Thanks for the patch, I don't have time to check it before releasing 0.15 and my vacation, but I will when I return.
Sorry about this Xavier, but could you redo the patch for me with an up to date cvs HEAD, it doesn't patch for me now, I think because I did this after the other patches you submitted me this week :P
Created attachment 72163 [details] [review] updated updated to last CVS.

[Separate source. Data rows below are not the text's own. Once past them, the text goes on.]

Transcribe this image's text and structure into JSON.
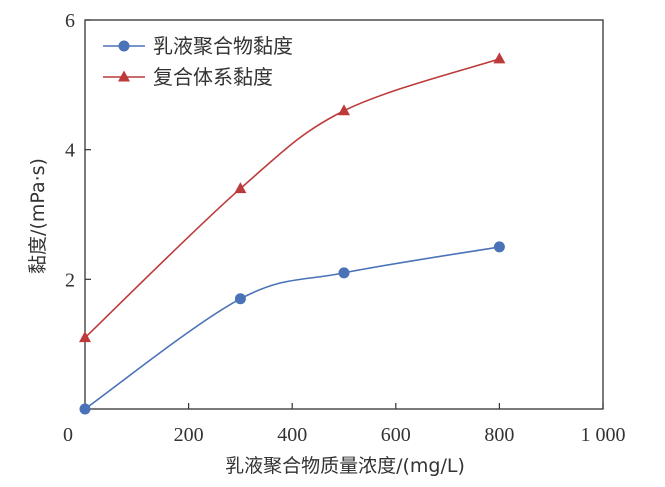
{
  "chart_data": {
    "type": "line",
    "xlabel": "乳液聚合物质量浓度/(mg/L)",
    "ylabel": "黏度/(mPa·s)",
    "xlim": [
      0,
      1000
    ],
    "ylim": [
      0,
      6
    ],
    "x_ticks": [
      0,
      200,
      400,
      600,
      800,
      1000
    ],
    "x_tick_labels": [
      "0",
      "200",
      "400",
      "600",
      "800",
      "1 000"
    ],
    "y_ticks": [
      2,
      4,
      6
    ],
    "y_tick_labels": [
      "2",
      "4",
      "6"
    ],
    "grid": false,
    "legend_position": "top-left",
    "smooth": true,
    "series": [
      {
        "name": "乳液聚合物黏度",
        "marker": "circle",
        "color": "#4a72b8",
        "x": [
          0,
          300,
          500,
          800
        ],
        "y": [
          0.0,
          1.7,
          2.1,
          2.5
        ]
      },
      {
        "name": "复合体系黏度",
        "marker": "triangle",
        "color": "#bc3a3a",
        "x": [
          0,
          300,
          500,
          800
        ],
        "y": [
          1.1,
          3.4,
          4.6,
          5.4
        ]
      }
    ]
  }
}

I have fixed a couple of things you missed. 1. You should only connect the account that was disconnected, not call gossip_app_connect (NULL, TRUE) which connects the auto-connect accounts. So I set up a hash table and did that properly. 2. You should return FALSE from the reconnect timeout since it will try to reconnect every <timeout value> (which was 10 seconds) and if you don't connect by then, then the client gets its tits in a twist. I set the reconnect timeout to 20 seconds instead of 10. Also, I have put #ifdefs round the resource randomiser code so we can use it later if we want, but it isn't being used now. Great work though, thanks.
Created attachment 95597 [details] Doesn't reconnect When the server ist stopped, Gossip gets a "connection refused", which it represents the user (see attached screenshot). But it seems to never reconnect autoatically.